Created on: December 22, 2007   Last Updated: December 23, 2007

Its been said that if the Beatles St Pepper album was the culmination of the 60s musically, then David Bowies Ziggy Stardust was the equivilant for the 70s, and it would be hard to think of many rock albums that sum up the fasions and attitudes of the times.The albums artwork has a mystique and mythology all of its own, Bowie (or is it Ziggy himself?) stood in a dimly lit door way of an urban back street on a rainy night. The image is, though unconfirmed by Bowie himself, a tribute to the opening shot of the controversial 1960 film Peeping Tom, the setting a mirror of that scene. The sign above Bowies head reads K. West, a long gone fur distribution company, and the sign too is no longer there having been removed by an avid fan years ago.


The band itself made an interesting journey, mirroring the folklore of the mythical creation on the album. Originally the Rats from Hull, Mick Ronson (Ronno) guitar and piano, Trevor Bolder on bass and Mick (Woody )Woodmansy on drums were lured into the project to become the regular backing players for the next few years. The last too members being the Weird and Gilly mentioned on the title song. After being given a make over and a new name, The Spiders From Mars were complete. Bowie was always at pains to stress that even though other musicians were used on the tour, the Spiders began and ended with these three musicians, they were the mythical creation that Bowie needed to reflect his music, a theatrical creation that completed the overall effect.

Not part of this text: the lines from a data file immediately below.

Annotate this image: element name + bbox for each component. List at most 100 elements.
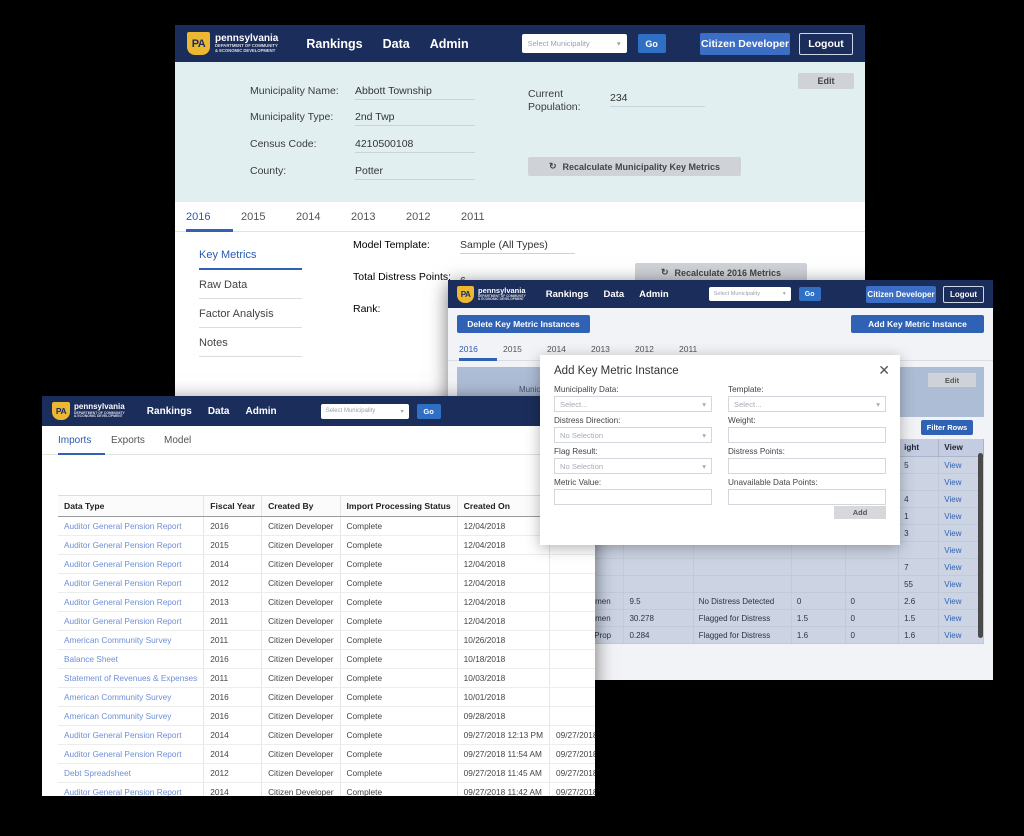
go-button[interactable]: Go: [798, 287, 821, 301]
table-row[interactable]: Auditor General Pension Report 2011 Citize…: [58, 611, 595, 631]
distress-points-input[interactable]: [728, 458, 886, 474]
data-type-link[interactable]: Debt Spreadsheet: [58, 763, 204, 783]
municipality-name-value[interactable]: Abbott Township: [355, 85, 475, 100]
view-link[interactable]: View: [938, 592, 984, 610]
view-link[interactable]: View: [938, 490, 984, 508]
view-link[interactable]: View: [938, 473, 984, 491]
data-type-link[interactable]: American Community Survey: [58, 687, 204, 707]
data-type-link[interactable]: Auditor General Pension Report: [58, 725, 204, 745]
recalculate-municipality-button[interactable]: ↻ Recalculate Municipality Key Metrics: [528, 157, 741, 176]
modal-add-button[interactable]: Add: [834, 506, 886, 519]
data-type-link[interactable]: Auditor General Pension Report: [58, 744, 204, 764]
table-row[interactable]: Statement of Revenues & Expenses 2011 Citi…: [58, 668, 595, 688]
table-row[interactable]: Auditor General Pension Report 2012 Citize…: [58, 573, 595, 593]
table-row[interactable]: Auditor General Pension Report 2014 Citize…: [58, 782, 595, 796]
nav-link-data[interactable]: Data: [383, 37, 410, 51]
table-row[interactable]: Auditor General Pension Report 2014 Citize…: [58, 725, 595, 745]
data-type-link[interactable]: Auditor General Pension Report: [58, 535, 204, 555]
table-row[interactable]: Debt Spreadsheet 2012 Citizen Developer Com…: [58, 763, 595, 783]
table-row[interactable]: Auditor General Pension Report 2015 Citize…: [58, 535, 595, 555]
view-link[interactable]: View: [938, 575, 984, 593]
table-row[interactable]: Auditor General Pension Report 2014 Citize…: [58, 744, 595, 764]
user-button[interactable]: Citizen Developer: [866, 285, 936, 303]
model-template-value[interactable]: Sample (All Types): [460, 239, 575, 254]
data-type-link[interactable]: American Community Survey: [58, 706, 204, 726]
side-menu-factor-analysis[interactable]: Factor Analysis: [199, 299, 302, 328]
year-tab-2016[interactable]: 2016: [186, 202, 241, 232]
edit-button[interactable]: Edit: [798, 73, 854, 89]
go-button[interactable]: Go: [637, 34, 666, 53]
vertical-scrollbar[interactable]: [978, 453, 983, 638]
close-icon[interactable]: ✕: [878, 363, 890, 377]
municipality-select[interactable]: Select Municipality ▾: [521, 34, 627, 53]
census-code-value[interactable]: 4210500108: [355, 138, 475, 153]
tab-imports[interactable]: Imports: [58, 426, 111, 455]
nav-link-admin[interactable]: Admin: [430, 37, 469, 51]
data-type-link[interactable]: American Community Survey: [58, 630, 204, 650]
nav-link-rankings[interactable]: Rankings: [147, 406, 192, 417]
data-type-link[interactable]: Statement of Revenues & Expenses: [58, 668, 204, 688]
data-type-link[interactable]: Auditor General Pension Report: [58, 554, 204, 574]
municipality-data-select[interactable]: Select... ▾: [554, 396, 712, 412]
delete-key-metric-instances-button[interactable]: Delete Key Metric Instances: [457, 315, 590, 333]
table-row[interactable]: American Community Survey 2011 Citizen Dev…: [58, 630, 595, 650]
nav-link-rankings[interactable]: Rankings: [306, 37, 362, 51]
col-view[interactable]: View: [938, 439, 984, 457]
view-link[interactable]: View: [938, 541, 984, 559]
table-row[interactable]: American Community Survey 2016 Citizen Dev…: [58, 706, 595, 726]
year-tab-2014[interactable]: 2014: [296, 202, 351, 231]
col-created-on[interactable]: Created On: [456, 495, 550, 517]
side-menu-notes[interactable]: Notes: [199, 328, 302, 357]
view-link[interactable]: View: [938, 609, 984, 627]
year-tab-2013[interactable]: 2013: [351, 202, 406, 231]
year-tab-2015[interactable]: 2015: [241, 202, 296, 231]
county-value[interactable]: Potter: [355, 165, 475, 180]
table-row[interactable]: American Community Survey 2016 Citizen Dev…: [58, 687, 595, 707]
table-row[interactable]: Balance Sheet 2016 Citizen Developer Comple…: [58, 649, 595, 669]
year-tab-2016[interactable]: 2016: [459, 338, 503, 361]
nav-link-data[interactable]: Data: [208, 406, 230, 417]
nav-link-rankings[interactable]: Rankings: [546, 289, 589, 300]
add-key-metric-instance-button[interactable]: Add Key Metric Instance: [851, 315, 984, 333]
year-tab-2012[interactable]: 2012: [406, 202, 461, 231]
view-link[interactable]: View: [938, 456, 984, 474]
view-link[interactable]: View: [938, 626, 984, 644]
view-link[interactable]: View: [938, 507, 984, 525]
municipality-type-value[interactable]: 2nd Twp: [355, 111, 475, 126]
user-button[interactable]: Citizen Developer: [700, 32, 790, 55]
nav-link-data[interactable]: Data: [604, 289, 625, 300]
pa-logo[interactable]: PA pennsylvania DEPARTMENT OF COMMUNITY …: [187, 32, 278, 55]
nav-link-admin[interactable]: Admin: [639, 289, 669, 300]
data-type-link[interactable]: Auditor General Pension Report: [58, 611, 204, 631]
col-weight[interactable]: ight: [898, 439, 940, 457]
table-row[interactable]: Auditor General Pension Report 2014 Citize…: [58, 554, 595, 574]
data-type-link[interactable]: Auditor General Pension Report: [58, 516, 204, 536]
col-import-status[interactable]: Import Processing Status: [339, 495, 458, 517]
tab-model[interactable]: Model: [164, 426, 217, 454]
col-created-by[interactable]: Created By: [261, 495, 341, 517]
view-link[interactable]: View: [938, 524, 984, 542]
table-row[interactable]: Auditor General Pension Report 2016 Citize…: [58, 516, 595, 536]
pa-logo[interactable]: PA pennsylvania DEPARTMENT OF COMMUNITY …: [52, 402, 125, 420]
col-data-type[interactable]: Data Type: [58, 495, 204, 517]
logout-button[interactable]: Logout: [943, 285, 984, 303]
flag-result-select[interactable]: No Selection ▾: [554, 458, 712, 474]
table-row[interactable]: Auditor General Pension Report 2013 Citize…: [58, 592, 595, 612]
municipality-select[interactable]: Select Municipality ▾: [320, 403, 409, 419]
unavailable-data-points-input[interactable]: [728, 489, 886, 505]
filter-rows-button[interactable]: Filter Rows: [921, 420, 973, 435]
data-type-link[interactable]: Auditor General Pension Report: [58, 573, 204, 593]
side-menu-raw-data[interactable]: Raw Data: [199, 270, 302, 299]
template-select[interactable]: Select... ▾: [728, 396, 886, 412]
data-type-link[interactable]: Auditor General Pension Report: [58, 782, 204, 796]
logout-button[interactable]: Logout: [799, 32, 853, 55]
view-link[interactable]: View: [938, 558, 984, 576]
municipality-select[interactable]: Select Municipality ▾: [708, 287, 791, 301]
data-type-link[interactable]: Balance Sheet: [58, 649, 204, 669]
weight-input[interactable]: [728, 427, 886, 443]
pa-logo[interactable]: PA pennsylvania DEPARTMENT OF COMMUNITY …: [457, 285, 526, 303]
distress-direction-select[interactable]: No Selection ▾: [554, 427, 712, 443]
col-fiscal-year[interactable]: Fiscal Year: [203, 495, 262, 517]
nav-link-admin[interactable]: Admin: [246, 406, 277, 417]
current-population-value[interactable]: 234: [610, 92, 705, 107]
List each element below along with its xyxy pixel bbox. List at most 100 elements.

The album is the story of a musician, his re-invention and media manipulation, the precursor of the real life story of so many bands from teh sex pistols to almost every pop band to day. It is seen as the counteroint of hippy and punk, containing an alluring mixture of the imagary and attitude of both cultures, even though punk was still 5 years away. What was such a clever ploy on Bowies part is that the character Ziggy is a massive rock star already, Bowie himself at this point was not and the one springboarded the career of the other as after a short space of time, one had merged seamlessly into the other, the perfect coupling, a marriage made on Mars.
Opening with the solitary drum beat and a mournful voice telling us that we have Five Years left to live, the earth is dying. The bass rattles away in the background, pianos build and the voice soars in a bitter sweet ballad of the end of mans existance. The under production of the time makes this sound stark and bleak, less is more.